Fig. 2

AAG directly interacts with ELP1 subunit of transcriptional Elongator complex. a Silver staining analysis of untreated or MMS (methyl methanesulfonate) treated FLAG-AAG immunoprecipitation (IP) samples subjected to LC/MS-MS analysis. IP sample from HEK293T cells transfected with empty FLAG vector served as negative control. LC/MS-MS analysis of FLAG-AAG IP samples identified ELP1 as the most specifically enriched AAG interacting partner. Remaining subunits of core Elongator (ELP2 and 3), and known interacting partner PCNA are depicted. See also Supplementary Data 2 for the complete list of proteins identified in all samples. b IP of AAG from HEK293T whole cell extracts (WCEs) treated or untreated with MMS. c Immunoblot analysis of gel shift experiments with purified recombinant AAG and FLAG-ELP1 proteins, and chemical crosslinking with indicated amounts of BS³ (bissulfosuccinimidyl suberate).
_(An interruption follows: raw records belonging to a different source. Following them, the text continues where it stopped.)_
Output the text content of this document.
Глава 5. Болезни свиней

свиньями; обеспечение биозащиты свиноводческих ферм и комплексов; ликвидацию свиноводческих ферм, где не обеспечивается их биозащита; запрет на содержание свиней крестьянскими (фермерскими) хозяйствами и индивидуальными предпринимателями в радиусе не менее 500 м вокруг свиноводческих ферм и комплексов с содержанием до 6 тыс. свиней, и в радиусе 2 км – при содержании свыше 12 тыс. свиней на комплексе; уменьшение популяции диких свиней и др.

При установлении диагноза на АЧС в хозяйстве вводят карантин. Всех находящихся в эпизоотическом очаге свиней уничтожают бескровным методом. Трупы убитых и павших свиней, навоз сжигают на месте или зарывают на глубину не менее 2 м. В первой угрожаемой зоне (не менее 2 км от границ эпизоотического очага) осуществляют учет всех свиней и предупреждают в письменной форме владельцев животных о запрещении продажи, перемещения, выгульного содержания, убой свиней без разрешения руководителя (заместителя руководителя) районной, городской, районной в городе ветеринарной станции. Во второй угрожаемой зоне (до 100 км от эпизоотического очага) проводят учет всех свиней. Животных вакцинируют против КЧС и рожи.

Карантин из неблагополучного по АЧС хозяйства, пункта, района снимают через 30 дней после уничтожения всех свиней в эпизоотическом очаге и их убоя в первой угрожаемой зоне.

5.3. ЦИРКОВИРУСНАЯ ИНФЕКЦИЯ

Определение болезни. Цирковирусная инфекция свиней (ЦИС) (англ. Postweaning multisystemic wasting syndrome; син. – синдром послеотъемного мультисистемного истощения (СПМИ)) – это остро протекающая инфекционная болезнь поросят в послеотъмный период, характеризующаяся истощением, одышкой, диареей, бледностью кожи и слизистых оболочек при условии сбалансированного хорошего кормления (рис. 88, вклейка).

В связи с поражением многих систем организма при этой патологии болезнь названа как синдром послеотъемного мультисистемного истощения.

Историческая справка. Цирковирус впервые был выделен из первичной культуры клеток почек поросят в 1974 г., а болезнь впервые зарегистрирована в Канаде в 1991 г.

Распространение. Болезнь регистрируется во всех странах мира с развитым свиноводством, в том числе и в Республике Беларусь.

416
Control samples – proteins in the absence of crosslinking agent (lanes 1-3); and single proteins with highest amount of BS³ (lanes 6, 7). d Schematic representation of full-length AAG, AAG lacking 80 N-terminal amino acids (∆80 AAG), and first 80 N-terminal amino acids of AAG (1-80aa AAG); numbers indicate amino acids. e Co-IP of purified FLAG-ELP1 with AAG full length, or AAG lacking 80 N-terminal amino acids (∆80 AAG). f IP of GFP-tagged first 80 N-terminal amino acids of AAG (1-80aa AAG) (GFP-1-80aa AAG) expressed in HEK293T AAG^−/− cells. GFP-tag positioned N-terminally. g Proximity ligation assay (PLA) showing the AAG-ELP1 interaction in HEK293T cells. Scale bar: 50 μm. Source data are provided as a Source Data file.